The process: the worker submits a written request specifying the more predictable pattern they want (e.g. “a minimum of 20 hours per week, Tuesday-Saturday”). The employer must consider the request within one month and either agree, reject on one of the specified statutory grounds (additional cost, detrimental effect on meeting customer demand, inability to recruit other staff, detrimental impact on quality, structural changes), or propose an alternative. The worker can make up to two such requests in any 12-month period.
The right does not guarantee a different pattern — the employer can lawfully refuse with valid reasons — but it formalises the conversation and gives workers a paper trail. Tribunal remedy is available where the employer fails to handle the request properly. Combined with the related right to request flexible working (extended in 2024 to a day-one right for employees), the reform package shifts UK employment law gently away from pure zero-hours flexibility and toward more predictable arrangements.
Tax and National Insurance
Zero-hours workers are paid through PAYE in exactly the same way as any other employee. The employer applies the worker's tax code (typically 1257L for the standard personal allowance in 2025/26) and deducts Income Tax and Class 1 National Insurance on each pay run. Income Tax in England, Wales and NI follows the standard bands (20% above £12,570, 40% above £50,270, 45% above £125,140). Class 1 NI for employees is 8% between the Primary Threshold (£12,570) and the Upper Earnings Limit (£50,270), then 2% above.
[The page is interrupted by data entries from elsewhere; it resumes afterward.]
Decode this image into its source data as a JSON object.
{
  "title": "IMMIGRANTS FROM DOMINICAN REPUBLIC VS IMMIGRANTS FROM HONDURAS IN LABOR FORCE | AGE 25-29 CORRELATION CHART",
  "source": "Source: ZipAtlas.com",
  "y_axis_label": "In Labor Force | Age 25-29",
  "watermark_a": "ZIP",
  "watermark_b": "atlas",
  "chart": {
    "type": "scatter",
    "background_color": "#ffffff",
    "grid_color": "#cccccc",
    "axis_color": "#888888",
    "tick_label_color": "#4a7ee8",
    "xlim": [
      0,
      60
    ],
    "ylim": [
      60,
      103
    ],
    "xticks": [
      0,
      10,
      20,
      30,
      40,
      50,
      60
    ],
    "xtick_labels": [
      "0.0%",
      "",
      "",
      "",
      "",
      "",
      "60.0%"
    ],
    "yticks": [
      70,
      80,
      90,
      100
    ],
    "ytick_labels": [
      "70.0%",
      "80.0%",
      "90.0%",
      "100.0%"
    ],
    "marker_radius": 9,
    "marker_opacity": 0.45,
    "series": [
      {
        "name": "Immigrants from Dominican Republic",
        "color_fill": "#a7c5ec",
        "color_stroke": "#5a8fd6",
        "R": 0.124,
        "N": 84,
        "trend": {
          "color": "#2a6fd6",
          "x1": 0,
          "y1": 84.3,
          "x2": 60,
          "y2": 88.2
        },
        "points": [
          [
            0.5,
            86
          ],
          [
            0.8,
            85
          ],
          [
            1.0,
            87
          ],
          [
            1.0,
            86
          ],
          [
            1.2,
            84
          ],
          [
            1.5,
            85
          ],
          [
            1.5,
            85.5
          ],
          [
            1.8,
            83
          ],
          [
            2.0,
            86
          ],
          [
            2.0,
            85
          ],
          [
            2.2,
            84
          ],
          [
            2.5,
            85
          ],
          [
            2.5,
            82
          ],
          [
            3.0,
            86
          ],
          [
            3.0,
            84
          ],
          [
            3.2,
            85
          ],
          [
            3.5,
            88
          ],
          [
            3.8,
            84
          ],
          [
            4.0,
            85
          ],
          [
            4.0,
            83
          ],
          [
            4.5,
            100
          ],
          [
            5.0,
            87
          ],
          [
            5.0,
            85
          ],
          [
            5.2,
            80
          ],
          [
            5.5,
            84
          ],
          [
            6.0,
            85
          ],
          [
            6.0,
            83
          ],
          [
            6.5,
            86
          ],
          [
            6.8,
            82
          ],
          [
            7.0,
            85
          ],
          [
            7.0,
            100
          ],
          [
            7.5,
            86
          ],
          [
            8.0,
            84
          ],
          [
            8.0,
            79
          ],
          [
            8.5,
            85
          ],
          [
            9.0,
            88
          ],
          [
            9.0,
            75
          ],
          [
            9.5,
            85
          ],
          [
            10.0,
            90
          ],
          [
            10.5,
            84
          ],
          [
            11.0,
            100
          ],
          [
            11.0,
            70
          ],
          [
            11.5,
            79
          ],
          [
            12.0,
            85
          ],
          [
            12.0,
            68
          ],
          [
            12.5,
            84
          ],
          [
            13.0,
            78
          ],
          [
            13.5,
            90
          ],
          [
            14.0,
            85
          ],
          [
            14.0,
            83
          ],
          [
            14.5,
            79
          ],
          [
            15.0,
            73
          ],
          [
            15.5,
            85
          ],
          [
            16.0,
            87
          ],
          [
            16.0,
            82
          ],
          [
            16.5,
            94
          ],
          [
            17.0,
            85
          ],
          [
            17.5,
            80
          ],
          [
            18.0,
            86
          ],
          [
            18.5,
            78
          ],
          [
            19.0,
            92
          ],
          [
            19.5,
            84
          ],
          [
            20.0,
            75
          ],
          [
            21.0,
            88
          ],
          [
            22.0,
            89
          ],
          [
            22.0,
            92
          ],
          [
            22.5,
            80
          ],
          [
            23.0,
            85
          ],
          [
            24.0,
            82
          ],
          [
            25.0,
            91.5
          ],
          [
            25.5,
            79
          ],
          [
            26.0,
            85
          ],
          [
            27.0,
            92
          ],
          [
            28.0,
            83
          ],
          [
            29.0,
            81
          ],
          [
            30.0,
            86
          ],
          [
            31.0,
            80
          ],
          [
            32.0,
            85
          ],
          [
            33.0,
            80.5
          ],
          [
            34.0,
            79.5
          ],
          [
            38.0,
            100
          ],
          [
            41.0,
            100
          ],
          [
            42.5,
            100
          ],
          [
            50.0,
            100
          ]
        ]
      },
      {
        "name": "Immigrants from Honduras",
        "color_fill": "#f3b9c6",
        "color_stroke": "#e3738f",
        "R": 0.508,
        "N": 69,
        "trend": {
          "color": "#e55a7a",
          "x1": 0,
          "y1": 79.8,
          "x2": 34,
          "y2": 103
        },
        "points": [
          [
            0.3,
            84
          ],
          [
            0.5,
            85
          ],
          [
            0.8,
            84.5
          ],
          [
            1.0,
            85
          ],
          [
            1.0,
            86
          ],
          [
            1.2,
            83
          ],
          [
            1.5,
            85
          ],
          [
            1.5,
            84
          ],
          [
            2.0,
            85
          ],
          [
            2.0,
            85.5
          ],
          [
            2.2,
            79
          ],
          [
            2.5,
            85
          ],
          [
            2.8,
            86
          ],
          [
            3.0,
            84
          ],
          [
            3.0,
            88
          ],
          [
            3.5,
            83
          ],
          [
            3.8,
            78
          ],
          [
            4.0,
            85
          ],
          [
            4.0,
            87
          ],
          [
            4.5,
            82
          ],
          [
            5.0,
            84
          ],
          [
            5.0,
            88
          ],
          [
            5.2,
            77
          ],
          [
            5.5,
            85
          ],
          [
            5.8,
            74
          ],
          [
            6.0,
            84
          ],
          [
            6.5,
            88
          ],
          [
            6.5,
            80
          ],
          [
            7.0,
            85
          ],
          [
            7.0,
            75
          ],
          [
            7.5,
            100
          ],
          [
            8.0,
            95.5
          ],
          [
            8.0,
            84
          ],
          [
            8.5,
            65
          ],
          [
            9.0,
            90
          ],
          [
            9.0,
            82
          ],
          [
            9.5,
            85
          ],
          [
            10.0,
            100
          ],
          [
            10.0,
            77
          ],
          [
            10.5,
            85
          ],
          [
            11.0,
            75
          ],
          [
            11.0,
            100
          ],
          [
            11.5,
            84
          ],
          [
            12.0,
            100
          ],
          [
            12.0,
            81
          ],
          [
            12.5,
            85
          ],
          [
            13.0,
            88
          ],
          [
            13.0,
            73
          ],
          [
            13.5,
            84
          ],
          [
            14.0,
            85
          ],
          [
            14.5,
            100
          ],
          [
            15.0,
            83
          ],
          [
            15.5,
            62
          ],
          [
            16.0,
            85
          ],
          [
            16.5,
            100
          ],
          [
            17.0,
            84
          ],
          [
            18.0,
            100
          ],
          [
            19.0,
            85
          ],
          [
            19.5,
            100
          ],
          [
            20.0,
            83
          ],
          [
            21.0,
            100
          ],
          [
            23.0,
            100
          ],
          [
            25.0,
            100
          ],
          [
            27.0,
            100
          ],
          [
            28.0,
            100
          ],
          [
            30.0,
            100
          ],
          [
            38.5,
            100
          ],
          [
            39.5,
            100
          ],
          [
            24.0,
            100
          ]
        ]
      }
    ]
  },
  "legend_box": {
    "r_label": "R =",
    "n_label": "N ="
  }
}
The wrinkle for variable income is cumulative PAYE: a heavy week may trigger 40% tax on the assumption the worker will keep earning at that rate all year. A subsequent low week then triggers a refund as the cumulative position rebalances. End-of-year reconciliation via the P60 settles any remaining imbalance, and HMRC may issue a refund or send a Simple Assessment if you owe tax.
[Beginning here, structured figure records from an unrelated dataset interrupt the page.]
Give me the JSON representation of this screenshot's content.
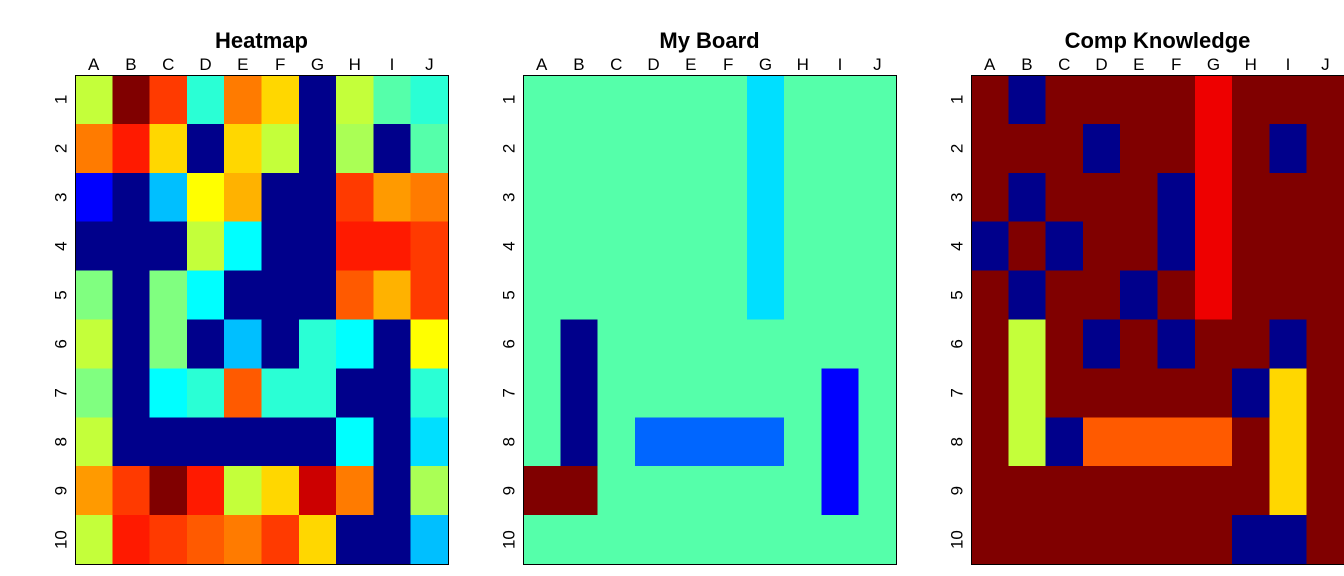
{
  "palette": {
    "0": "#00008B",
    "1": "#0000FF",
    "2": "#0066FF",
    "3": "#00BFFF",
    "4": "#00DFFF",
    "5": "#00FFFF",
    "6": "#2AFFD5",
    "7": "#55FFAA",
    "8": "#80FF80",
    "9": "#AAFF55",
    "10": "#C4FF3A",
    "11": "#FFFF00",
    "12": "#FFD700",
    "13": "#FFB200",
    "14": "#FF9A00",
    "15": "#FF7B00",
    "16": "#FF5A00",
    "17": "#FF3A00",
    "18": "#FF1A00",
    "19": "#EE0000",
    "20": "#CC0000",
    "21": "#800000"
  },
  "chart_data": [
    {
      "type": "heatmap",
      "title": "Heatmap",
      "x_labels": [
        "A",
        "B",
        "C",
        "D",
        "E",
        "F",
        "G",
        "H",
        "I",
        "J"
      ],
      "y_labels": [
        "1",
        "2",
        "3",
        "4",
        "5",
        "6",
        "7",
        "8",
        "9",
        "10"
      ],
      "cells": [
        [
          10,
          21,
          17,
          6,
          15,
          12,
          0,
          10,
          7,
          6
        ],
        [
          15,
          18,
          12,
          0,
          12,
          10,
          0,
          9,
          0,
          7
        ],
        [
          1,
          0,
          3,
          11,
          13,
          0,
          0,
          17,
          14,
          15
        ],
        [
          0,
          0,
          0,
          10,
          5,
          0,
          0,
          18,
          18,
          17
        ],
        [
          8,
          0,
          8,
          5,
          0,
          0,
          0,
          16,
          13,
          17
        ],
        [
          10,
          0,
          8,
          0,
          3,
          0,
          6,
          5,
          0,
          11
        ],
        [
          8,
          0,
          5,
          6,
          16,
          6,
          6,
          0,
          0,
          6
        ],
        [
          10,
          0,
          0,
          0,
          0,
          0,
          0,
          5,
          0,
          4
        ],
        [
          14,
          17,
          21,
          18,
          10,
          12,
          20,
          15,
          0,
          9
        ],
        [
          10,
          18,
          17,
          16,
          15,
          17,
          12,
          0,
          0,
          3
        ]
      ]
    },
    {
      "type": "heatmap",
      "title": "My Board",
      "x_labels": [
        "A",
        "B",
        "C",
        "D",
        "E",
        "F",
        "G",
        "H",
        "I",
        "J"
      ],
      "y_labels": [
        "1",
        "2",
        "3",
        "4",
        "5",
        "6",
        "7",
        "8",
        "9",
        "10"
      ],
      "cells": [
        [
          7,
          7,
          7,
          7,
          7,
          7,
          4,
          7,
          7,
          7
        ],
        [
          7,
          7,
          7,
          7,
          7,
          7,
          4,
          7,
          7,
          7
        ],
        [
          7,
          7,
          7,
          7,
          7,
          7,
          4,
          7,
          7,
          7
        ],
        [
          7,
          7,
          7,
          7,
          7,
          7,
          4,
          7,
          7,
          7
        ],
        [
          7,
          7,
          7,
          7,
          7,
          7,
          4,
          7,
          7,
          7
        ],
        [
          7,
          0,
          7,
          7,
          7,
          7,
          7,
          7,
          7,
          7
        ],
        [
          7,
          0,
          7,
          7,
          7,
          7,
          7,
          7,
          1,
          7
        ],
        [
          7,
          0,
          7,
          2,
          2,
          2,
          2,
          7,
          1,
          7
        ],
        [
          21,
          21,
          7,
          7,
          7,
          7,
          7,
          7,
          1,
          7
        ],
        [
          7,
          7,
          7,
          7,
          7,
          7,
          7,
          7,
          7,
          7
        ]
      ]
    },
    {
      "type": "heatmap",
      "title": "Comp Knowledge",
      "x_labels": [
        "A",
        "B",
        "C",
        "D",
        "E",
        "F",
        "G",
        "H",
        "I",
        "J"
      ],
      "y_labels": [
        "1",
        "2",
        "3",
        "4",
        "5",
        "6",
        "7",
        "8",
        "9",
        "10"
      ],
      "cells": [
        [
          21,
          0,
          21,
          21,
          21,
          21,
          19,
          21,
          21,
          21
        ],
        [
          21,
          21,
          21,
          0,
          21,
          21,
          19,
          21,
          0,
          21
        ],
        [
          21,
          0,
          21,
          21,
          21,
          0,
          19,
          21,
          21,
          21
        ],
        [
          0,
          21,
          0,
          21,
          21,
          0,
          19,
          21,
          21,
          21
        ],
        [
          21,
          0,
          21,
          21,
          0,
          21,
          19,
          21,
          21,
          21
        ],
        [
          21,
          10,
          21,
          0,
          21,
          0,
          21,
          21,
          0,
          21
        ],
        [
          21,
          10,
          21,
          21,
          21,
          21,
          21,
          0,
          12,
          21
        ],
        [
          21,
          10,
          0,
          16,
          16,
          16,
          16,
          21,
          12,
          21
        ],
        [
          21,
          21,
          21,
          21,
          21,
          21,
          21,
          21,
          12,
          21
        ],
        [
          21,
          21,
          21,
          21,
          21,
          21,
          21,
          0,
          0,
          21
        ]
      ]
    }
  ]
}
Workers with multiple zero-hours jobs face a different issue: only one employer can apply the £12,570 personal allowance. The second employer uses code BR (Basic Rate, 20% on all earnings) by default, which may over- or under-tax depending on total earnings. HMRC adjusts the codes after a few weeks once the data feed reflects the second job. Workers should check both employers have the correct codes (visible on the gov.uk Personal Tax Account) and contact HMRC if codes look wrong.
Pros and Cons
The zero-hours arrangement genuinely suits some workers and clearly disserves others — the policy debate has been one of distinguishing the willing from the constrained.
Pros: complete flexibility (refuse shifts without explanation, work when you want); useful as a top-up to studies, parenting or semi-retirement; no contractual cap so high-earning weeks are possible during peak demand; quick to start (often no probation, light onboarding); easy to multi-employer; suits students juggling academic terms.
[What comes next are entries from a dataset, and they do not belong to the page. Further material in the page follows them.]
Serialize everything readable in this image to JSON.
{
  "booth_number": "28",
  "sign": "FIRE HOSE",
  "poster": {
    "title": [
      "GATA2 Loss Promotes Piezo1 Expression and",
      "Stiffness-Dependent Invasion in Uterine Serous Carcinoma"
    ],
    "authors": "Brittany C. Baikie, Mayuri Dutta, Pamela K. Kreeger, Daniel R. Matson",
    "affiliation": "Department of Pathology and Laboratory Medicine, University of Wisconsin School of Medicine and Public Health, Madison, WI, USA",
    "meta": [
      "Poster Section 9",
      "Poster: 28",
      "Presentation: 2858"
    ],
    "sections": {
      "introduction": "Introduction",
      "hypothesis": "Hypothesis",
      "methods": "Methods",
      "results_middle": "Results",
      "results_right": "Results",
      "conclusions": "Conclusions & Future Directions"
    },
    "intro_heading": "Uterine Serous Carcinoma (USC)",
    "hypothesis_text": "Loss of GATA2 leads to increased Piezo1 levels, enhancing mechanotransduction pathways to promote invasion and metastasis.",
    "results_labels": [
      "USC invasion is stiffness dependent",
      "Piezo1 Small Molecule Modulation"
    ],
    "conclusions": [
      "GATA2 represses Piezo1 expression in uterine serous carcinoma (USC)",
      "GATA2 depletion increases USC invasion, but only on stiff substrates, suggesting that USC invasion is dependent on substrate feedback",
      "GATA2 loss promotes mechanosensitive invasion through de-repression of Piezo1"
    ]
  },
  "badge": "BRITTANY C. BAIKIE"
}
Cons: income unpredictability undermines budgeting and household cash flow; mortgage lenders heavily discount zero-hours income, typically requiring 2-3 years of consistent earnings and even then counting only 50-75% toward affordability; SSP often inaccessible due to LEL threshold; reduced employment rights versus employees (no redundancy, no unfair dismissal under 2 years even if status upgraded); employers can effectively dismiss without process by simply not offering shifts (“zeroing out”) — a practice the 2024 reforms attempt to address through the predictable hours right.
For those choosing zero-hours, the practical defence is to spread the risk: hold two or three concurrent zero-hours jobs to ensure some hours are always available; build an emergency fund of 2-3 months living costs; track earnings carefully for tax and SSP threshold purposes; use the 2024 predictable-hours request if you want regularisation; and consider transitioning to fixed-hours work as soon as it is available if predictability matters more than flexibility.